Just like you, I get all of those joke pages about men and how they supposedly are. I laugh just like everyone else. But just how true are all of those jokes? Sure, a lot of them have a ring of truth. Or, is it that that's how we perceive them? Do they puzzle you?

I am writing about men and their feelings as told to me by many different men. I'm not sure why they felt comfortable enough to share their feelings with me but they did. For some reason both male and female alike have opened up and talked to me about their concerns, problems and relationships. Maybe it's because I listened, didn't judge or criticize and asked questions that made them think and find the answers for themselves???

What I've learned is that Men Have Feelings Too. Very real feeling just like we women do. They laugh. They care. They love. They hurt. They are afraid at times. They even cry. It's not as easy for a man to talk about his personal fears and problems as it is for a woman. Women are taught at an early age to share and express themselves. Men on the other hand are usually taught that it is unmanly to share or display their feelings. I witnessed that myself watching how my father dealt with my brothers.

Men want to share their feelings but fear of being laughed at stops most of them dead in their tracks. No one, male or female, enjoys being laughed at. Or being put down for everything they say or do. Or being nagged. Or not being appreciated for the things they do. I believe you can understand the point I'm making - everyone wants to feel good about themselves and be appreciated.
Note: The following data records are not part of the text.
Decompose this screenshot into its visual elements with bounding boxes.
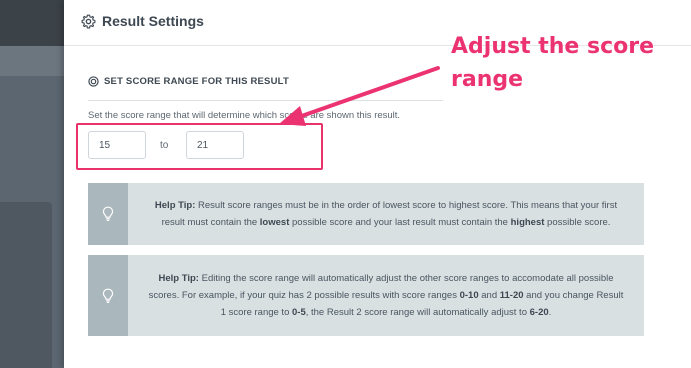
tip-bold-lowest: lowest (259, 217, 290, 228)
panel-title: Result Settings (102, 13, 204, 29)
tip-bold-range: 11-20 (499, 290, 524, 301)
section-description: Set the score range that will determine … (88, 110, 401, 121)
score-to-input[interactable] (186, 131, 244, 159)
lightbulb-icon (102, 288, 114, 303)
to-label: to (160, 140, 169, 151)
score-range-section-header: SET SCORE RANGE FOR THIS RESULT (88, 76, 443, 101)
gear-icon (81, 14, 96, 29)
section-title: SET SCORE RANGE FOR THIS RESULT (104, 76, 289, 87)
tip-icon-column (88, 255, 128, 336)
score-from-input[interactable] (88, 131, 146, 159)
tip-bold-highest: highest (510, 217, 545, 228)
background-card (0, 202, 52, 368)
background-topbar (0, 0, 64, 46)
lightbulb-icon (102, 206, 114, 221)
help-tip-ordering: Help Tip: Result score ranges must be in… (88, 183, 644, 245)
annotation-text: Adjust the score range (451, 34, 655, 92)
tip-text-part: possible score and your last result must… (289, 217, 511, 228)
background-band (0, 46, 64, 76)
tip-text: Help Tip: Editing the score range will a… (128, 255, 644, 336)
tip-text-part: , the Result 2 score range will automati… (305, 307, 530, 318)
background-app-overlay (0, 0, 64, 368)
help-tip-auto-adjust: Help Tip: Editing the score range will a… (88, 255, 644, 336)
tip-label: Help Tip: (158, 273, 199, 284)
tip-label: Help Tip: (154, 200, 196, 211)
tip-text-part: . (548, 307, 552, 318)
tip-text-part: and (478, 290, 500, 301)
tip-text-part: possible score. (544, 217, 611, 228)
tip-bold-range: 0-5 (292, 307, 306, 318)
target-icon (88, 76, 99, 87)
tip-bold-range: 6-20 (529, 307, 549, 318)
tip-text: Help Tip: Result score ranges must be in… (128, 183, 644, 245)
tip-icon-column (88, 183, 128, 245)
tip-bold-range: 0-10 (459, 290, 479, 301)
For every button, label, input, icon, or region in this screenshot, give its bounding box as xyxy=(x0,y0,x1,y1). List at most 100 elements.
Most of the people that shared their feelings with me were in their middle to late thirties. The middle thirties and upwards seems to be when the differences in male and female become very obvious. Most women look back and are basically content. Men look back and aren't and react to it. Perhaps you've heard it called the middle age craziness?

At this point in their lives men tend to look back and evaluate their dreams, goals and accomplishments. A lot of them aren't happy with what they see. They haven't reached their dreams and goals. They aren't where they planned to be. They long for a chance to start over. A chance to re-capture their youth. And they do something about it. Many have regrets later but it is too late. They can not undo the things they have done or change the effects of their actions.

Many of them were in what seemed to be happy marriages. They surprised everyone who knew them when they were seen with a young girlfriend. They were trying to re-capture their youth by being with a younger woman. Most often they ended up in divorce court. They lost their wife. Their children are upset over the family breaking up. They lost the things they had worked for. They often lost the girlfriend and ended up very lonely wishing they could turn back time. It's a hard lesson for all involved - you can't re-write history.

Then there was those men who couldn't stay in a relationship because they didn't know how. They were from broken homes and had no one to teach them about loving and caring relationships. They wanted nothing more than to have happy relationships with the ones they loved. Unfortunately the women in their lives did not understand and could not help them. Why? Because the men did not know how to talk about their feelings and/or needs. Many of them had been married several times and found themselves repeating the same patterns with the same results.

Some of the men had no respect for women. They had bad examples to follow in their learning years. Their parents had stayed together inspite of being in an abusive marriage. They watched their mother being abused and although they did not like it, they became abusers also. Not all of them were married or ever were. They just had no respect for women. All they were interested in was getting what they wanted and did not care if they hurt anyone in the process.

A few of the men had been abused by women. They were kind, descent, loving men who were constantly being hurt by the women in their lives. Yes, all too often the circumstances are reversed. Some women can lie and cheat and not think anything about it. Their goal in life is to take all they can get from a man and move on.

Everyone, both male and female should take the time to learn about each other. Put yourself in your partners place before you say or do anything. Ask yourself how you would feel about the situation and what your reaction would be. Learn to be kind to each other. If the relationship isn't getting better, you've tried your best to improve it and nothing has changed or it has gotten worse then get out of it. Don't stay in a relationship that is hurtful or abusive to you and/or your partner. As a woman I know we women have feelings. I also know that Men Have Feelings Too, very real feelings that should be respected just as we want ours to be.